The purpose of proposing a new system call, a KPI and a VOP call is to
allow bhyve or other hypervisor monitors to emulate the behavior of SCSI
UNMAP/NVMe DEALLOCATE on a plain file.
fspacectl(2) comprises of cmd and flags parameters to specify the
space management operation to be performed. Currently cmd can be
SPACECTL_DEALLOC, and flags has to be 0 for SPACECTL_DEALLOC
operation.
fo_fspacectl is added to fileops.
VOP_DEALLOCATE(9) is added as a new VOP call. A trivial implementation
of VOP_DEALLOCATE(9) is provided.
Submitted by: Ka Ho Ng <khng@freebsdfoundation.org>
Sponsored by: The FreeBSD Foundation
I think it's worth commenting here that the reason we are CTASSERT'ing the size was because we wanted to make sure that for both 32-bit and 64-bit variants, the struct have the same layout (and thus the compat32 call can just use the same struct); having it in the same block of asserting size_t was confusing for me in the first glance.
Is this intentional? If so, could you please add a comment explaining why we are ignoring ERESTART/EINTR/EWOULDBLOCK? (I think this is different from short read/write and these shouldn't be ignored?)
I believe that was already discussed, and now you returned back the same errant behavior. Unix convention is that error return is only acceptable if the file content was not changed at all. If syscall did modified the file, regardless was it completed WRT requested op, or just a partial execution, userspace must know exactly what was done.
I think that this requires translation for compat32, because spacectl_range contains off_t. Look how freebsd32_lseek() handles that, in particular the big- vs. little-endian versions of PAIR32TO64.

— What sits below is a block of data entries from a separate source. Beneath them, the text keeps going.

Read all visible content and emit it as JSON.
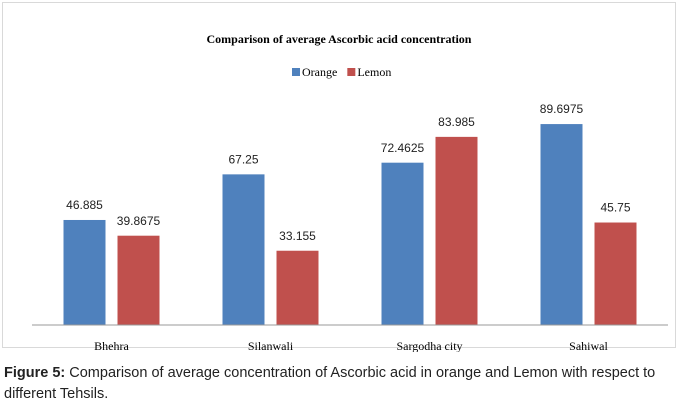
{
  "chart_data": {
    "type": "bar",
    "title": "Comparison of average Ascorbic acid concentration",
    "categories": [
      "Bhehra",
      "Silanwali",
      "Sargodha city",
      "Sahiwal"
    ],
    "series": [
      {
        "name": "Orange",
        "color": "#4f81bd",
        "values": [
          46.885,
          67.25,
          72.4625,
          89.6975
        ]
      },
      {
        "name": "Lemon",
        "color": "#c0504d",
        "values": [
          39.8675,
          33.155,
          83.985,
          45.75
        ]
      }
    ],
    "ylim": [
      0,
      100
    ],
    "legend": "top"
  },
  "caption": {
    "label": "Figure 5:",
    "text": "Comparison of average concentration of Ascorbic acid in orange and Lemon with respect to different Tehsils."
  }
}
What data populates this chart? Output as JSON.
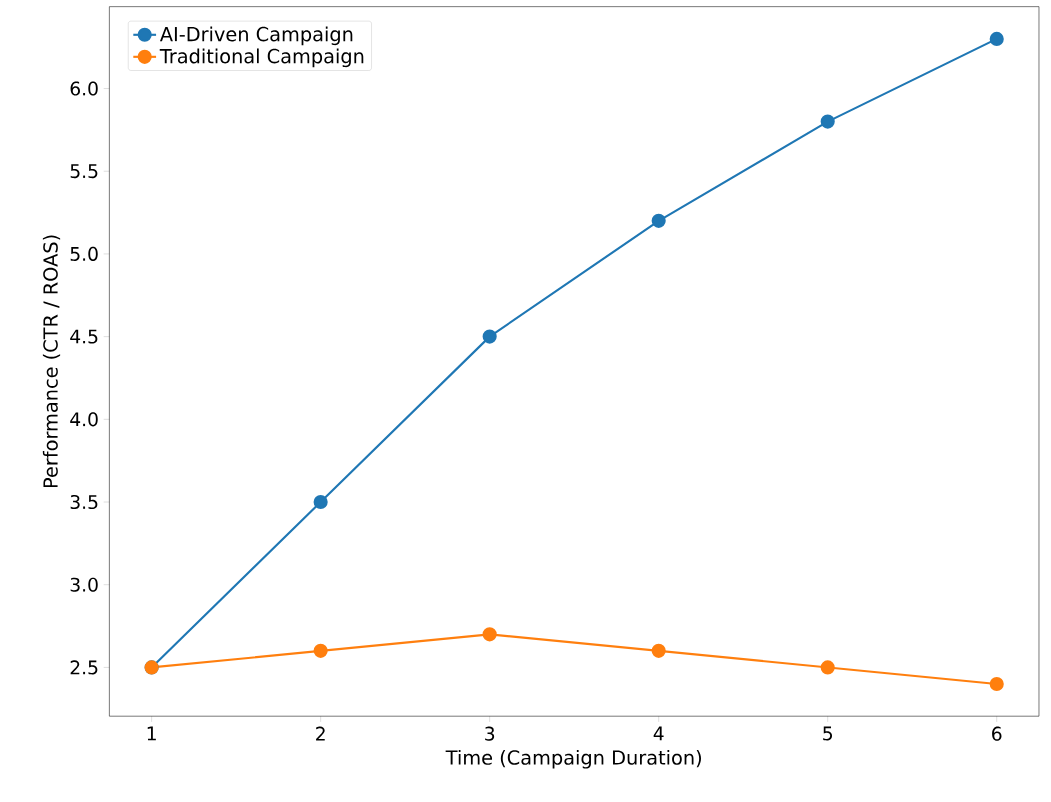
{
  "chart_data": {
    "type": "line",
    "xlabel": "Time (Campaign Duration)",
    "ylabel": "Performance (CTR / ROAS)",
    "x": [
      1,
      2,
      3,
      4,
      5,
      6
    ],
    "series": [
      {
        "name": "AI-Driven Campaign",
        "color": "#1f77b4",
        "values": [
          2.5,
          3.5,
          4.5,
          5.2,
          5.8,
          6.3
        ]
      },
      {
        "name": "Traditional Campaign",
        "color": "#ff7f0e",
        "values": [
          2.5,
          2.6,
          2.7,
          2.6,
          2.5,
          2.4
        ]
      }
    ],
    "xlim": [
      0.75,
      6.25
    ],
    "ylim": [
      2.205,
      6.495
    ],
    "xticks": [
      1,
      2,
      3,
      4,
      5,
      6
    ],
    "yticks": [
      {
        "value": 2.5,
        "label": "2.5"
      },
      {
        "value": 3.0,
        "label": "3.0"
      },
      {
        "value": 3.5,
        "label": "3.5"
      },
      {
        "value": 4.0,
        "label": "4.0"
      },
      {
        "value": 4.5,
        "label": "4.5"
      },
      {
        "value": 5.0,
        "label": "5.0"
      },
      {
        "value": 5.5,
        "label": "5.5"
      },
      {
        "value": 6.0,
        "label": "6.0"
      }
    ],
    "marker": "circle",
    "legend": "top left"
  }
}
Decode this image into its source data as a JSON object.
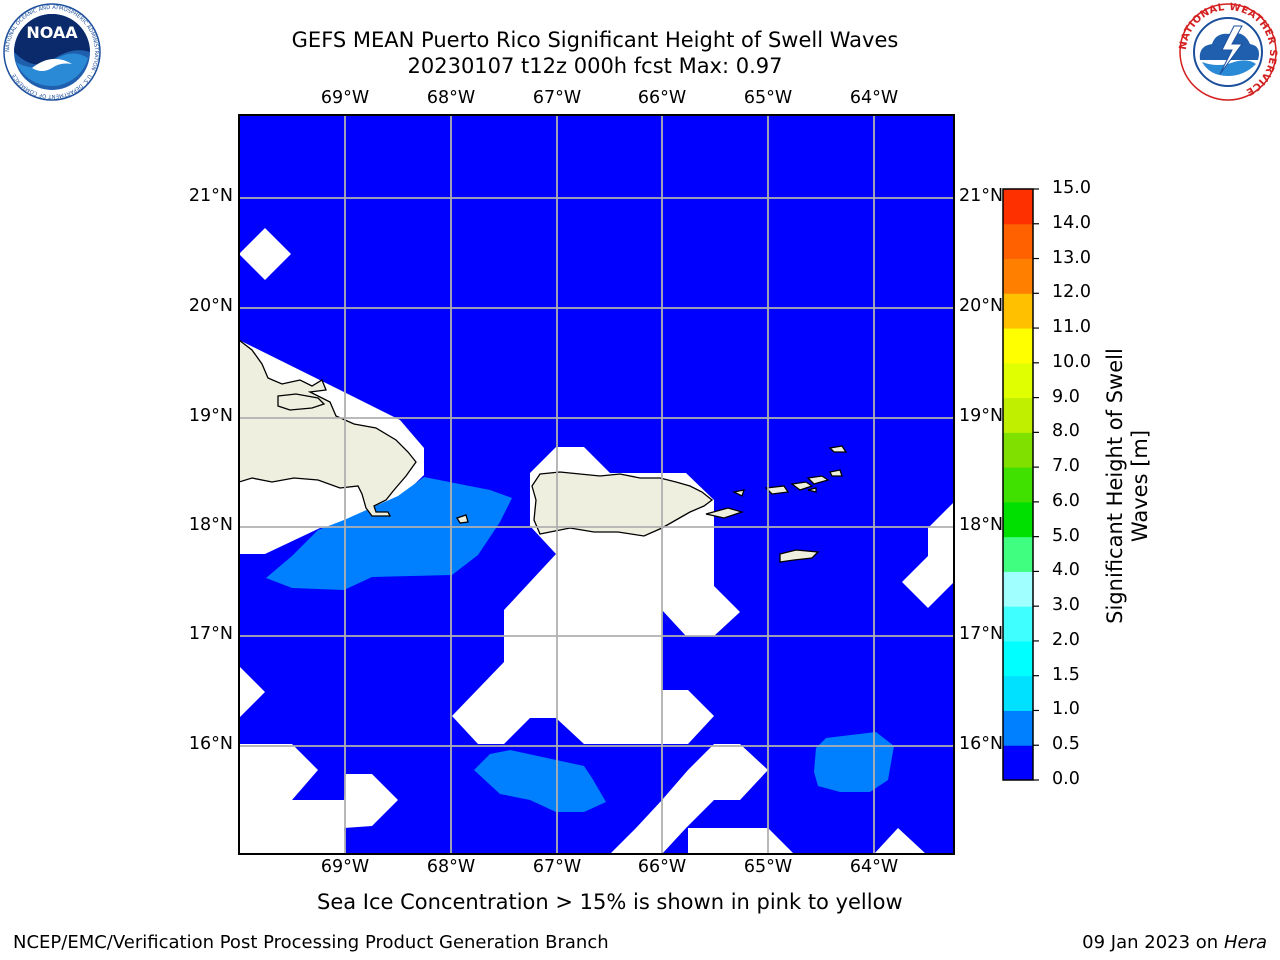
{
  "header": {
    "title_line1": "GEFS MEAN Puerto Rico Significant Height of Swell Waves",
    "title_line2": "20230107 t12z 000h fcst   Max: 0.97"
  },
  "logos": {
    "noaa_text": "NOAA",
    "noaa_ring_text": "NATIONAL OCEANIC AND ATMOSPHERIC ADMINISTRATION · U.S. DEPARTMENT OF COMMERCE",
    "nws_ring_text": "NATIONAL WEATHER SERVICE"
  },
  "map": {
    "lon_labels": [
      "69°W",
      "68°W",
      "67°W",
      "66°W",
      "65°W",
      "64°W"
    ],
    "lat_labels": [
      "21°N",
      "20°N",
      "19°N",
      "18°N",
      "17°N",
      "16°N"
    ],
    "colors": {
      "ocean_low": "#0000ff",
      "ocean_mid": "#0080ff",
      "land": "#efefdf",
      "gridline": "#b0b0b0",
      "no_data": "#ffffff"
    }
  },
  "colorbar": {
    "label": "Significant Height of Swell Waves [m]",
    "ticks": [
      "0.0",
      "0.5",
      "1.0",
      "1.5",
      "2.0",
      "3.0",
      "4.0",
      "5.0",
      "6.0",
      "7.0",
      "8.0",
      "9.0",
      "10.0",
      "11.0",
      "12.0",
      "13.0",
      "14.0",
      "15.0"
    ],
    "colors": [
      "#0000ff",
      "#0080ff",
      "#00e0ff",
      "#00ffff",
      "#40ffff",
      "#a0ffff",
      "#40ff80",
      "#00e000",
      "#40e000",
      "#80e000",
      "#c0f000",
      "#e0ff00",
      "#ffff00",
      "#ffc000",
      "#ff8000",
      "#ff6000",
      "#ff3000",
      "#ff0000"
    ]
  },
  "notes": {
    "sea_ice": "Sea Ice Concentration > 15% is shown in pink to yellow"
  },
  "footer": {
    "producer": "NCEP/EMC/Verification Post Processing Product Generation Branch",
    "date": "09 Jan 2023 on ",
    "machine": "Hera"
  }
}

I wonder if it make sense to change the fspacectl(2) interface while not too late and split in and out spacectl_range. Basically keep original spacectl_range as is, and copy out optional processed length:
fspacectl(int fd, int cmd, const struct spacectl_range *sr, int flags, off_t *length);
This was copied from shm_dotruncate_locked(), right? It misses the vm_pager_has_page() case. Basically, the page that you need to partially zero might be not resident but swap contains the user data. So we need to read the page from swap.
Perhaps you should refactor code to instantiate the page from shm_dotruncate_locked() and reuse it. Perhaps the code should take some control which region of the page should be cleared, to be passed to pmap_zero_page_area().
BTW, I suggest to remove the error != 0 check at all. Copy *rqsr into *rmsr at the very beginning of kern_fspacectl() if rmsr != NULL, and it should be fine.
Minor change in kern_fspacectl(2): No need to copy rqsr into *rmsrp in the very beginning since things in *rmsrp is useless if error != 0. This reduces the lines further.
I still insist on copying out rmsr always, not only on error == 0. For instance, if errno == ENOSPC, you still might have modified parts of the file, and it is important for usermode to know.